Inaugurated by sax and drums, “Flight” holds quite some funk at its core, advancing within a well-defined structure. Despite the energetic balance, this number doesn’t surpass “Wingbeat” in terms of danceability. Brought up with a sweeping splendor, the latter piece seems ready to ignite a fire with orbicular saxophone figures, effusive drumming, and the congruous bass conduction offered by Mitchell’s synthesizer.
“Remiges” is one of my favorite pieces, starting as an ambiguous droning exercise before catapulting expressive elliptical movements with an M-base-like urgency. The audacious propulsion serves Davis and Mitchell’s improvisations, while Saunier, naturally more confined to a rhythmic support function, doesn’t hesitate to fill the role with provocative drum swoops.
Taking us to serene places, “Coverts” shines with even-tempered melody, silky harmonization, and a combination of snare drum distinctiveness and cymbal grit. It feels like a restorative tonic against the hectic excitement of tunes such as “Scapulars”, a fruitful, sometimes turbulent encounter between indie rock and avantjazz marked by the tearing passion of the saxophone, ultra-modern synth effects, and agitated drum automation providing strength.
Eclecticism is something valuable that the bandleader doesn’t want to step aside.

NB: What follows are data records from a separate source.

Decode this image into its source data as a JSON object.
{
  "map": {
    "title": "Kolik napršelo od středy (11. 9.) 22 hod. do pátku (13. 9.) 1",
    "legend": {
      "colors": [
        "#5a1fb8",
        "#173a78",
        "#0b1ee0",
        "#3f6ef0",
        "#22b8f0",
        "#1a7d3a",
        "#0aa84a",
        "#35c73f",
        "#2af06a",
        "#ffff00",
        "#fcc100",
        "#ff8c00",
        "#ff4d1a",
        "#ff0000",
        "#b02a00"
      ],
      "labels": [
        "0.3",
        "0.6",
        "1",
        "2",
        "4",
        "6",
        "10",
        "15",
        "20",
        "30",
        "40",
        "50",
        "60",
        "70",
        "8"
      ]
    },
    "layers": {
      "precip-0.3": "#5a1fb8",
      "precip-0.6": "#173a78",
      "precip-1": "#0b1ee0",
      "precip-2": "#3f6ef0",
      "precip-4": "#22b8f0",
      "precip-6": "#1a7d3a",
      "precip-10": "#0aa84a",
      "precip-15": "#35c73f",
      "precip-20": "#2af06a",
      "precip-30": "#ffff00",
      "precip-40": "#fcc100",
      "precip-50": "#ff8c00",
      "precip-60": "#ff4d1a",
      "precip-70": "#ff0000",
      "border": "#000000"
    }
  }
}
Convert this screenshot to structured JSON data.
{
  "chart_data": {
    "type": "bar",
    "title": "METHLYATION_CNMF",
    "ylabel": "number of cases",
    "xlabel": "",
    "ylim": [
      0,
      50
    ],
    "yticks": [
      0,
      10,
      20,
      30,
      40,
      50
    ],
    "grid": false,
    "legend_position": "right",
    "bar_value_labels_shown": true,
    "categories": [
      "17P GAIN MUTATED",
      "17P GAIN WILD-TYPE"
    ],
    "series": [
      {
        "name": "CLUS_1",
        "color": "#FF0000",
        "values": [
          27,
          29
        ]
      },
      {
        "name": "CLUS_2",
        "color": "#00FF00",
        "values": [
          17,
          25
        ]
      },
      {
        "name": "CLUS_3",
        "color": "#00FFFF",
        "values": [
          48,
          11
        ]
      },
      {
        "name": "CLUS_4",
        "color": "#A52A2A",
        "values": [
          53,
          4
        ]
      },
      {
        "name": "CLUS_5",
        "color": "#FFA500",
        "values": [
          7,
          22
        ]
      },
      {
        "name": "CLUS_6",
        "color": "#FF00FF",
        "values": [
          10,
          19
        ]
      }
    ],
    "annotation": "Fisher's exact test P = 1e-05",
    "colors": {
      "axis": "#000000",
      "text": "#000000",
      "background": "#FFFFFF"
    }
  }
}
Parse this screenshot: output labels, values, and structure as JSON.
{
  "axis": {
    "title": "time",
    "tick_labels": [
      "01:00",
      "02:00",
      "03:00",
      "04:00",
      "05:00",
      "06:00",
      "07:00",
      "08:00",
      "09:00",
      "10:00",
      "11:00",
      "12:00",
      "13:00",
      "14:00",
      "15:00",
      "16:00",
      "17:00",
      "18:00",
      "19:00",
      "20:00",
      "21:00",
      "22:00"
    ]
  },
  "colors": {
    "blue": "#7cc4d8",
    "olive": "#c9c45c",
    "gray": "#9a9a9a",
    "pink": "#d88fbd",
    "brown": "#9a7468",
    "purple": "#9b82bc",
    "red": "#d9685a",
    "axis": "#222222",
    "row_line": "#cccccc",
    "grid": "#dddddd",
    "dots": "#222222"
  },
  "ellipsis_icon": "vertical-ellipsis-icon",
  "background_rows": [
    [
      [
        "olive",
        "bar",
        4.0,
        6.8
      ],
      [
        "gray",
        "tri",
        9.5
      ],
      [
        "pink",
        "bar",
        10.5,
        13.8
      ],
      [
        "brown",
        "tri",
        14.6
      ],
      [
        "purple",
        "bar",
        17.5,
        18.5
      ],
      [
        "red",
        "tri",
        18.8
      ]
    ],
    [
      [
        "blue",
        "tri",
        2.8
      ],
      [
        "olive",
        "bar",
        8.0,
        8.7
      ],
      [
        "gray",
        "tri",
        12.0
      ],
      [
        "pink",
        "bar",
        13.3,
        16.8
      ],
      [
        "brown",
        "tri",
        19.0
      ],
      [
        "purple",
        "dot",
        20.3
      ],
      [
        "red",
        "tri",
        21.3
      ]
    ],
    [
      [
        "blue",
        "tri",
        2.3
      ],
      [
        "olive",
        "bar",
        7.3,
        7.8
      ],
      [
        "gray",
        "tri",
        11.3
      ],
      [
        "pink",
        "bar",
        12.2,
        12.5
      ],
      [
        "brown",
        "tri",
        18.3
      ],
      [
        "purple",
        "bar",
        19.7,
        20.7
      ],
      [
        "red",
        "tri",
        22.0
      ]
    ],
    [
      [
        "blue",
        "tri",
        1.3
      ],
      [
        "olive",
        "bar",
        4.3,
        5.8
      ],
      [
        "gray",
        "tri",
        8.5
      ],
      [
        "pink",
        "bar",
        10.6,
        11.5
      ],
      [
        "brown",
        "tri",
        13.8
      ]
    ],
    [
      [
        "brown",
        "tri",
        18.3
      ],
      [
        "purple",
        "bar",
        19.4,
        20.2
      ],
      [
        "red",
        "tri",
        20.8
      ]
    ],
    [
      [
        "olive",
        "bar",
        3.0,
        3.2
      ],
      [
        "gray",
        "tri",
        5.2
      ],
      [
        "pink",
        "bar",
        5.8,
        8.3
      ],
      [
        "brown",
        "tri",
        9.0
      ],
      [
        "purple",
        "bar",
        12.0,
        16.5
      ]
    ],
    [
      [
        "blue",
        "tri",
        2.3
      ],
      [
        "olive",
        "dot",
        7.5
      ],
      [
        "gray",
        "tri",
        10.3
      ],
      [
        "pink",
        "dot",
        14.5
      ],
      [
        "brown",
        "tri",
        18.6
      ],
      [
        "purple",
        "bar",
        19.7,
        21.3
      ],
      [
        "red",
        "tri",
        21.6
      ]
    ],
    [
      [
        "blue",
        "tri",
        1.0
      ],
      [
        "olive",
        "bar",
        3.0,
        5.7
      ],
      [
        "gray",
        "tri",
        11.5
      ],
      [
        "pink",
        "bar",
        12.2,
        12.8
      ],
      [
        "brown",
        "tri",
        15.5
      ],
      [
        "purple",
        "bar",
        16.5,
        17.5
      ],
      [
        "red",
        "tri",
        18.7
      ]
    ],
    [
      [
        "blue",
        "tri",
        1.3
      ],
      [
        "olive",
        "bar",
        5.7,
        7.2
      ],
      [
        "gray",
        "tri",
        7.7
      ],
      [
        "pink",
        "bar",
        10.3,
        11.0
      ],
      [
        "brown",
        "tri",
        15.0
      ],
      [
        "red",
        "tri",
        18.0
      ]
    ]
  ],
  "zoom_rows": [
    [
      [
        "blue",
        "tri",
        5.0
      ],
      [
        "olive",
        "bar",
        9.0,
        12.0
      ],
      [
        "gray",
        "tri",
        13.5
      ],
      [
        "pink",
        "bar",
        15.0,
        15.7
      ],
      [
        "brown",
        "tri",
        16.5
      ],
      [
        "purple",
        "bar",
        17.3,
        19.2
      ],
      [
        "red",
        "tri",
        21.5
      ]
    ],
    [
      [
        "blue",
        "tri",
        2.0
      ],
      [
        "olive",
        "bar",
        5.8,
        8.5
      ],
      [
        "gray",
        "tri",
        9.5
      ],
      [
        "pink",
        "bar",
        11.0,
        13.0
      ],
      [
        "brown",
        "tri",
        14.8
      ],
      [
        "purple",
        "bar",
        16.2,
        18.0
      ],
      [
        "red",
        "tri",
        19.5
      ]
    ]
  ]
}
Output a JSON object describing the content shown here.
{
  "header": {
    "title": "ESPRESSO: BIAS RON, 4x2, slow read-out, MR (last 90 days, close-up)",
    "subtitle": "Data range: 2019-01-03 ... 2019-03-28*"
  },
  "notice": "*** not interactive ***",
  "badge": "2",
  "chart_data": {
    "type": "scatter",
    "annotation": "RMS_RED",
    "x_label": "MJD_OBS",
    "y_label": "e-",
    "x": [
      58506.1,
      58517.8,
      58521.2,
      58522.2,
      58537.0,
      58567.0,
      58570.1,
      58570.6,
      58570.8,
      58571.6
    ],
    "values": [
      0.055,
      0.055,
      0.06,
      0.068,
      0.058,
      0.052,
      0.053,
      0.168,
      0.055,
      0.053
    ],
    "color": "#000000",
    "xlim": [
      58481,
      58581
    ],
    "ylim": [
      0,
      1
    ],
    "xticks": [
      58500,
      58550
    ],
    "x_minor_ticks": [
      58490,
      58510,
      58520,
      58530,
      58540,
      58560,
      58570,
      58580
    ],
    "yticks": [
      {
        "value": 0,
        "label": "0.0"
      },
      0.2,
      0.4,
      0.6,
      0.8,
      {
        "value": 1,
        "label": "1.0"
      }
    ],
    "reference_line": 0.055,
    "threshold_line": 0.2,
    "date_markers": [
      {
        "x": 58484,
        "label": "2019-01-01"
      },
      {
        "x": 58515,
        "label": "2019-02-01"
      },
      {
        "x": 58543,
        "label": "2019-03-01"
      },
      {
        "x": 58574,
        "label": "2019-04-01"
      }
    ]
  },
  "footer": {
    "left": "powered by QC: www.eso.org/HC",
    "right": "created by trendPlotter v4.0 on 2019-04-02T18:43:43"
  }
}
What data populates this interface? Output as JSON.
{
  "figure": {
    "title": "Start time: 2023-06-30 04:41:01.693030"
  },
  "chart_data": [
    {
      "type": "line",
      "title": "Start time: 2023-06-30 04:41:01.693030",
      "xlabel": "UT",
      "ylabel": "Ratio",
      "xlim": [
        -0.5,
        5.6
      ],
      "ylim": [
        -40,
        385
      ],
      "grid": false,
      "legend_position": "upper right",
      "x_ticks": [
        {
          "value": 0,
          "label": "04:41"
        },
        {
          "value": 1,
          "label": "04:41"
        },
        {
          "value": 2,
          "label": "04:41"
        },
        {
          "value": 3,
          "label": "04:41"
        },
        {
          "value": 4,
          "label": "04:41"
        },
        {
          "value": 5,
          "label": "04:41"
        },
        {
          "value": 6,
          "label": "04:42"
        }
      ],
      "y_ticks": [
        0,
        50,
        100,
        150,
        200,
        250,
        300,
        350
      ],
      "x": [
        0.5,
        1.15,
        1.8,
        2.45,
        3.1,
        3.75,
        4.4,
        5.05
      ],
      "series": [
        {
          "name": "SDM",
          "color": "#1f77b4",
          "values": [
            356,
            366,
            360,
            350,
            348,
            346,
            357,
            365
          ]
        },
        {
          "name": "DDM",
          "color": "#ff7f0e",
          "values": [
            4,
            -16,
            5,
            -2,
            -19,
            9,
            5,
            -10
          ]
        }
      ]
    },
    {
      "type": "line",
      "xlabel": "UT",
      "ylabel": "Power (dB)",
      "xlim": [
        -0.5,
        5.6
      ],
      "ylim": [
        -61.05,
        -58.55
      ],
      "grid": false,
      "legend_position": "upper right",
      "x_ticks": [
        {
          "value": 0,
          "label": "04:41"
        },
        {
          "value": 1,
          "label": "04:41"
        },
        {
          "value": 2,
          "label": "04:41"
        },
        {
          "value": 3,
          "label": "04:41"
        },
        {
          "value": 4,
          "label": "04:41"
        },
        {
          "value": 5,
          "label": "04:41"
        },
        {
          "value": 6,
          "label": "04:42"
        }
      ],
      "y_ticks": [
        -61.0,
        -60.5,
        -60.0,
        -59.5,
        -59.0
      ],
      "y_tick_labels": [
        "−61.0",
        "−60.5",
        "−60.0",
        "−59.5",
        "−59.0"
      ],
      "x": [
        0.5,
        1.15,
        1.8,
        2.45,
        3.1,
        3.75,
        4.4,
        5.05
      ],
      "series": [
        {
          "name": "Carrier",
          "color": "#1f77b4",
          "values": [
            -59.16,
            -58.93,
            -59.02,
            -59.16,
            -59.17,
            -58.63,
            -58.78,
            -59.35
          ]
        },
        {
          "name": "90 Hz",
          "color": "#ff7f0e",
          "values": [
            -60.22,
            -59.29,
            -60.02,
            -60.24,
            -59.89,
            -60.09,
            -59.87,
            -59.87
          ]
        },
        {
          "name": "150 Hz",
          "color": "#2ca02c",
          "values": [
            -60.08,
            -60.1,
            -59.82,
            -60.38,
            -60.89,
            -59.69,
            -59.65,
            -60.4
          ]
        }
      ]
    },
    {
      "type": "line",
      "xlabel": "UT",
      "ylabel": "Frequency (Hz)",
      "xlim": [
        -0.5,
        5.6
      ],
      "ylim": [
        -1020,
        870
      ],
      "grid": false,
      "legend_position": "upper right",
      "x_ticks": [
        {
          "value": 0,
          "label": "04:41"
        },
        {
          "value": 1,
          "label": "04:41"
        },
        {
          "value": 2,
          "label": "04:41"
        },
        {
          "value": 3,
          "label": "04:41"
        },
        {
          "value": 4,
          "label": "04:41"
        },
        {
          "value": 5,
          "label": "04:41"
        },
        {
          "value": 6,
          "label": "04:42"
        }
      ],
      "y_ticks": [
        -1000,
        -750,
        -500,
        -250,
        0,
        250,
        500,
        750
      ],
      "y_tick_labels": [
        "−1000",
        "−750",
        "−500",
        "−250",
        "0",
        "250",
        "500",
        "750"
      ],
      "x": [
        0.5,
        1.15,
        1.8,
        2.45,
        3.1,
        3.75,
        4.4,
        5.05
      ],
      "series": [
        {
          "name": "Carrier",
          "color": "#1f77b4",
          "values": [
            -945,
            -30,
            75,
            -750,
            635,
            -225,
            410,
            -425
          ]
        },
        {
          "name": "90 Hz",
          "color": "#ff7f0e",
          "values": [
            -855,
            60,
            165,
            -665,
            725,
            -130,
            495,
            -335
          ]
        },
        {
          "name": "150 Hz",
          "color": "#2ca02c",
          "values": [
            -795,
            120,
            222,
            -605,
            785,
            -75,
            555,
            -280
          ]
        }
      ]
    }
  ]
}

Hence, the shape-shifting “Vortex Generation” mixes elements of folk, jazz, and electronica with taste and freedom.
Committed to moving forward as an artist, Davis makes her most daring album with Alula, pushing boundaries through a fresh, powerful material that, being willfully challenging, opens new horizons. This work will definitely attract bold listeners.